# Thread: Statistics! One more that needs to be checked!

1. ## Statistics! One more that needs to be checked!

Hi all:

thanks for all your help - especially Mr. Fantastic! You have all been great help! I have one more question - I have done my part and just want to make sure that what I did was correct!

As always am putting my response in BOLD!! Lets hope my response is right!

When obtaining a confidence interval for a population mean in the case of a finite population of size N and a sample size n which is greater than 0.05N, the margin of error is multiplied by the following finite population correction factor:

$
{\sqrt{N-n}}/{\sqrt{N-1}}
$

a. Find the 95% confidence interval for the mean of 200 weights if a sample of 33 of those weights yields a mean of 147.7 pounds and a standard deviation of 26.7 pounds.
$We have {\sqrt{N-n}}/{\sqrt{N-1}} = {\sqrt{200-33}}/{\sqrt{200-1}}$
=0.916076405
Now, going back to the data and using the table we have the confidence score as 1.96.
147.7 - 1.96(26.7)/sqrt(13) < mu < 147.7 + 1.96(26.7)/sqrt(13)
simplifying
=> 133.19 < mu < 162.21
Now I assume that we multiply each of these by .9160... ?? Am i right?
122.0122 < mu < 148.596

b. Assume the sample of 33 weights is selected from a population of 2000 weights. Would you use the same technique as in part a? Why or why not? (Base your decision and explanation on the criteria for using this correction factor that is given above.)

No we cannot use the same method as 2000 x 0.05 = 100 . 100 is the minimum number of samples we need before we can proceed along the same lines. The result will be skewed if we proceed in a similar fashion as above.

Thanks in advance
Darren!

2. Originally Posted by darren_a1
Hi all:

thanks for all your help - especially Mr.
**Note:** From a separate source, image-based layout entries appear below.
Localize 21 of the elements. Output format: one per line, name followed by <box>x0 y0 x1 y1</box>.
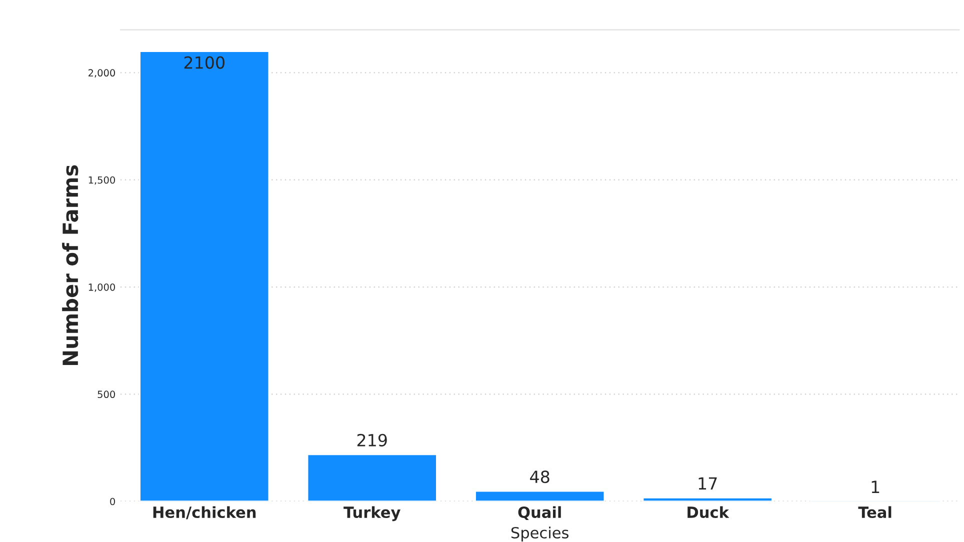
x-tick-label: Duck <box>688 506 730 518</box>
data-label: 48 <box>530 470 550 484</box>
data-label: 219 <box>357 434 387 446</box>
data-label: 2100 <box>184 56 224 69</box>
y-tick-label: 1,500 <box>88 176 115 185</box>
y-axis-title: Number of Farms <box>62 165 78 365</box>
x-axis-title: Species <box>511 526 568 542</box>
bar <box>642 497 773 502</box>
x-tick-label: Hen/chicken <box>153 506 256 520</box>
x-tick-label: Teal <box>858 506 892 518</box>
y-tick-label: 500 <box>98 390 115 398</box>
y-tick-label: 2,000 <box>88 69 115 78</box>
data-label: 1 <box>872 480 880 493</box>
y-tick-label: 1,000 <box>88 283 115 292</box>
y-tick-label: 0 <box>110 498 115 506</box>
bar <box>139 50 270 502</box>
data-label: 17 <box>698 477 717 490</box>
x-tick-label: Turkey <box>344 506 400 522</box>
bar <box>306 454 438 502</box>
bar <box>474 490 606 502</box>
x-tick-label: Quail <box>518 506 561 520</box>
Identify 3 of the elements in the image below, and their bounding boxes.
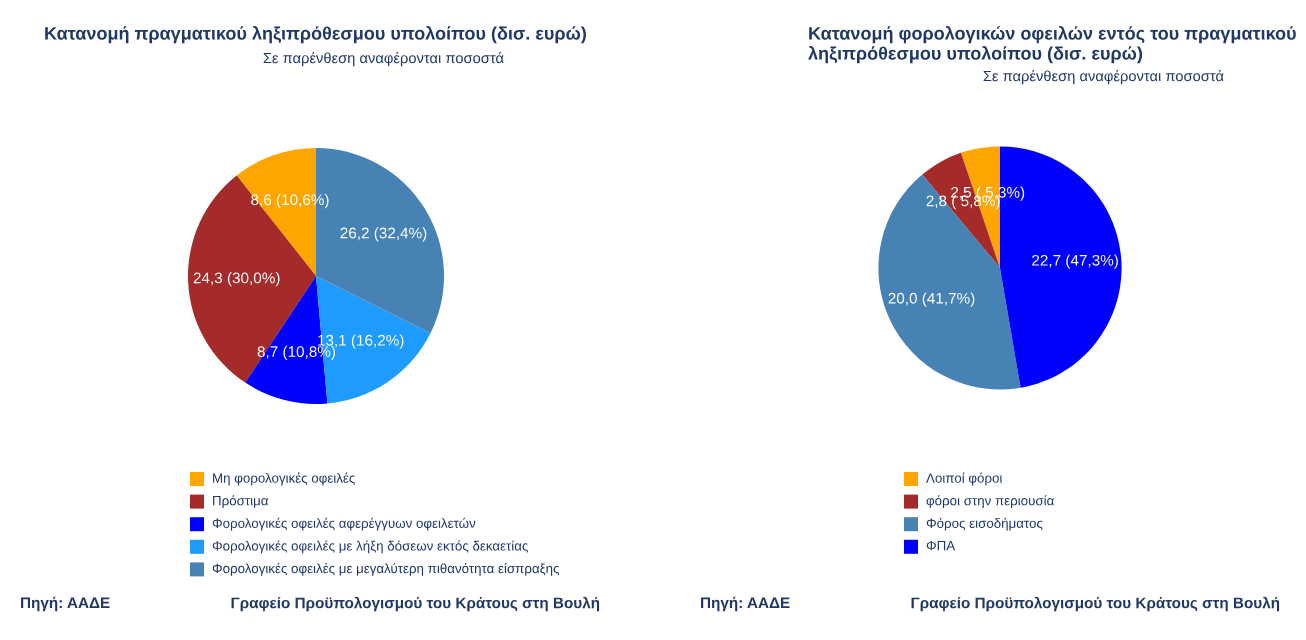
pie-slice [878, 174, 1021, 390]
chart-title: Κατανομή φορολογικών οφειλών εντός του πραγματικού ληξιπρόθεσμου υπολοίπου (δισ. ευρώ) [808, 26, 1296, 64]
chart-title: Κατανομή πραγματικού ληξιπρόθεσμου υπολοίπου (δισ. ευρώ) [45, 26, 586, 44]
Fantastic! You have all been great help! I have one more question - I have done my part and just want to make sure that what I did was correct!

As always am putting my response in BOLD!! Lets hope my response is right!

When obtaining a confidence interval for a population mean in the case of a finite population of size N and a sample size n which is greater than 0.05N, the margin of error is multiplied by the following finite population correction factor:

$
{\sqrt{N-n}}/{\sqrt{N-1}}
$

a. Find the 95% confidence interval for the mean of 200 weights if a sample of 33 of those weights yields a mean of 147.7 pounds and a standard deviation of 26.7 pounds.
$We have {\sqrt{N-n}}/{\sqrt{N-1}} = {\sqrt{200-33}}/{\sqrt{200-1}}$
=0.916076405
Now, going back to the data and using the table we have the confidence score as 1.96.
147.7 - 1.96(26.7)/sqrt(13) < mu < 147.7 + 1.96(26.7)/sqrt(13)
simplifying
=> 133.19 < mu < 162.21
Now I assume that we multiply each of these by .9160... ?? Am i right?
122.0122 < mu < 148.596

b. Assume the sample of 33 weights is selected from a population of 2000 weights. Would you use the same technique as in part a? Why or why not? (Base your decision and explanation on the criteria for using this correction factor that is given above.)

No we cannot use the same method as 2000 x 0.05 = 100 . 100 is the minimum number of samples we need before we can proceed along the same lines. The result will be skewed if we proceed in a similar fashion as above.

Thanks in advance
Darren!
b. looks OK. In a., the population sd is unknown - you're using the sample sd as an estimate - and n is small. So I think you'd want to use the t-statistic, NOT the z-statistic .....

3. ## Thanks!

Mr F:

thanks for the quick reply.

My question would be do I still multiply by .9160.. with the answers that I get? Is that the correct thing to do?

Cheers

Darren

4. ## Final answer check

Mr. F:

I finally did the math on that

here is what i get before i multiply with the factor of 0.916076405

162.37 < mu < 133.03

after multiplying by 0.916076405 we have

148.74 < mu < 121.86

Hope some one can help me out with this!

Thanks

Darren

5. Originally Posted by darren_a1
Mr. F:

I finally did the math on that

here is what i get before i multiply with the factor of 0.916076405

162.37 < mu < 133.03

after multiplying by 0.916076405 we have

148.74 < mu < 121.86
Mr F says: Yes, this is the interval you want.

Hope some one can help me out with this!

Thanks

Darren
And I hope you see that as n gets larger the FPCF gets smaller. This makes sense since you become more confident in your estimate as n increases.

When n = N the FPCF = 0 and your confidence interval consists of the single point ${\color{blue}\bar{x}}$. This makes sense since when n = N you've obviously sampled the entire population and so ${\color{blue}\bar{x} = \mu}$.